Yankees, a team in transition, feel downbeat and yet hopeful
NEW YORK (AP) The quartet leaned against the dugout railing with uniformly glum expressions during the ninth inning, Masahiro Tanaka and Dellin Betances crossing their arms, Brett Gardner dangling his over a railing and Chris Young resting his chin on a hand.
The New York Yankees expected better this year than elimination in the AL wild-card game. Many others anticipated worse.
”When the season started, no one thought we would be here,” manager Joe Girardi said after Houston eliminated New York 3-0 on Tuesday night.
In the first year after Derek Jeter’s retirement, the Yankees ended their two-year absence from the postseason but did not reach the Division Series. They had a seven-game AL East lead in late July but played .500 ball after and finished six games behind Toronto.
Adding closer Andrew Miller, shortstop Didi Gregorius, pitcher Nathan Eovaldi and reliever Justin Wilson helped, but not enough. In the end, the Yankees could not overcome titanic late-season slumps by Jacoby Ellsbury, Brett Gardner, Alex Rodriguez and Brian McCann.
”The way this team played here down the stretch isn’t reflective of what this team looked like for most of the season. That’s the frustrating part,” general manager Brian Cashman said.
New York scored 764 runs, second in the major leagues behind Toronto, and the Yankees’ 212 homers were up from 147 last year. But they lacked timely hitting for stretches and a slump-busting ace.
David Price, Zack Greinke, Jordan Zimmermann and Johnny Cueto will be available on the free-agent market, but do the Yankees want a long-term contract with another high-priced pitcher who will be in his mid-to-late 30s in the deal’s latter years?
They also could use a right-handed bat with power, preferably at second base. The Yankees were especially vulnerable to left-handers when the switch-hitting Mark Teixeira broke a shin in mid-August and Rodriguez slumped.
At 30 years, 31 days, the Yankees began the season with the fifth-oldest roster, according to STATS. Rodriguez returned from a season-long drug suspension to hit 33 homers and Teixeira, 35 years old, rebounded from wrist surgery to hit 31 homers and drive in 79 runs before his injury.
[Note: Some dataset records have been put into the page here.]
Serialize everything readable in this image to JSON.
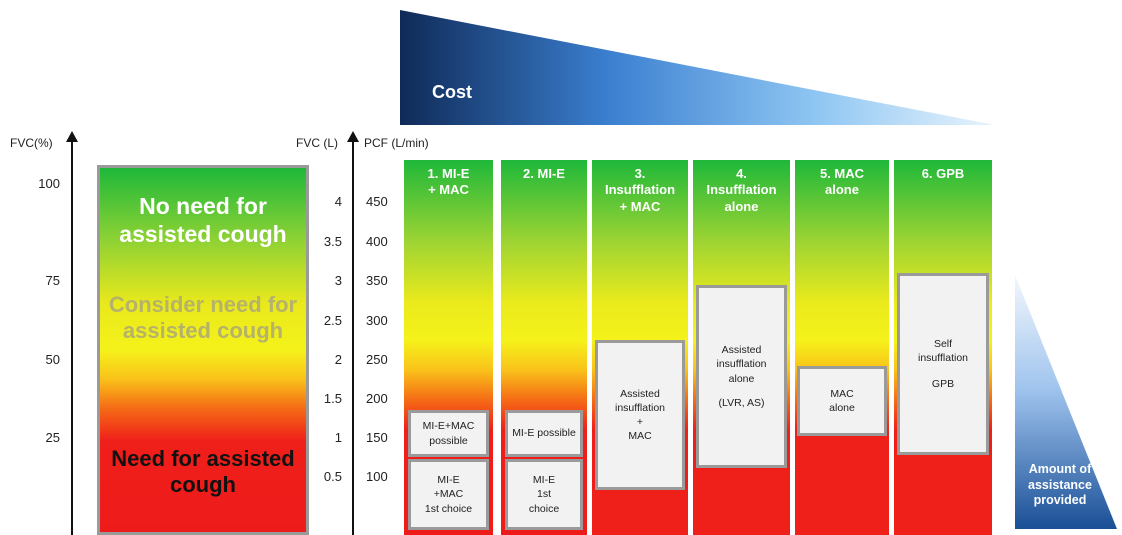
{
  "cost": {
    "label": "Cost"
  },
  "amount": {
    "label": "Amount of assistance provided"
  },
  "axes": {
    "fvc_pct_title": "FVC(%)",
    "fvc_l_title": "FVC (L)",
    "pcf_title": "PCF (L/min)",
    "fvc_pct_ticks": [
      "100",
      "75",
      "50",
      "25"
    ],
    "fvc_l_ticks": [
      "4",
      "3.5",
      "3",
      "2.5",
      "2",
      "1.5",
      "1",
      "0.5"
    ],
    "pcf_ticks": [
      "450",
      "400",
      "350",
      "300",
      "250",
      "200",
      "150",
      "100"
    ]
  },
  "zones": {
    "no_need": "No need for assisted cough",
    "consider": "Consider need for assisted cough",
    "need": "Need for assisted cough"
  },
  "columns": [
    {
      "title_line1": "1. MI-E",
      "title_line2": "+ MAC",
      "box_a": "MI-E+MAC possible",
      "box_b_line1": "MI-E",
      "box_b_line2": "+MAC",
      "box_b_line3": "1st choice"
    },
    {
      "title_line1": "2. MI-E",
      "title_line2": "",
      "box_a": "MI-E possible",
      "box_b_line1": "MI-E",
      "box_b_line2": "1st",
      "box_b_line3": "choice"
    },
    {
      "title_line1": "3.",
      "title_line2": "Insufflation",
      "title_line3": "+ MAC",
      "box_line1": "Assisted",
      "box_line2": "insufflation",
      "box_line3": "+",
      "box_line4": "MAC"
    },
    {
      "title_line1": "4.",
      "title_line2": "Insufflation",
      "title_line3": "alone",
      "box_line1": "Assisted",
      "box_line2": "insufflation",
      "box_line3": "alone",
      "box_line4": "(LVR, AS)"
    },
    {
      "title_line1": "5. MAC",
      "title_line2": "alone",
      "box_line1": "MAC",
      "box_line2": "alone"
    },
    {
      "title_line1": "6. GPB",
      "title_line2": "",
      "box_line1": "Self",
      "box_line2": "insufflation",
      "box_line3": "GPB"
    }
  ],
  "colors": {
    "cost_dark": "#0f2a57",
    "cost_light": "#d6ecfb",
    "green": "#1eb83a",
    "yellow": "#f5f21a",
    "red": "#ef1f1a"
  }
}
”Our stated goal is to definitely try to get younger,” Cashman said.
With age comes injuries. Will Rodriguez, who turns 41 next summer, stay healthy for a second straight season?
”Depth is very important, no doubt. Guys are going to get banged up,” Teixeira said. ”Rest helps. Rest is a part of recovery. It’s a part of performance.”
All of the Yankees’ primary starting pitchers were hurt at some point: Tanaka (wrist, forearm), CC Sabathia (knee), Michael Pineda (forearm), Ivan Nova (recovery from Tommy John surgery) and Nathan Eovaldi (wrist). Sabathia, 35 and three years removed from his last top season, left the team to check into an alcohol rehabilitation center on Monday.
As starters got hurt, the bullpen got taxed. And New York’s offense pretty much collapsed late in the season. From Sept. 1 on, Rodriguez hit .224. Ellsbury .207, Gardner .198 and McCann .174. The club batting average dropped from .274 in June and July to .236 for the remainder of the season, according to STATS.
Changes likely will come from free agents and trades. While Luis Severino (21), first baseman Greg Bird (22) and second baseman Rob Refsnyder (24) showed promise during the second half, Cashman cautioned on expecting additional top pitching help from the minors.
”I don’t have anybody coming that is of Severino caliber,” he said.
Additional stars could be used, too. Average attendance in the post-Jeter era slid from 42,520 last year to 39,922, and the average viewership on the YES Network fell from 288,000 to 259,000.
With major changes, the Yankees’ next game that counts may resemble their last. Their opener is April 4 at home – against the Astros.
Players left the clubhouse with a modicum of optimism.
”I like what we’re going to have next year,” Teixeira said.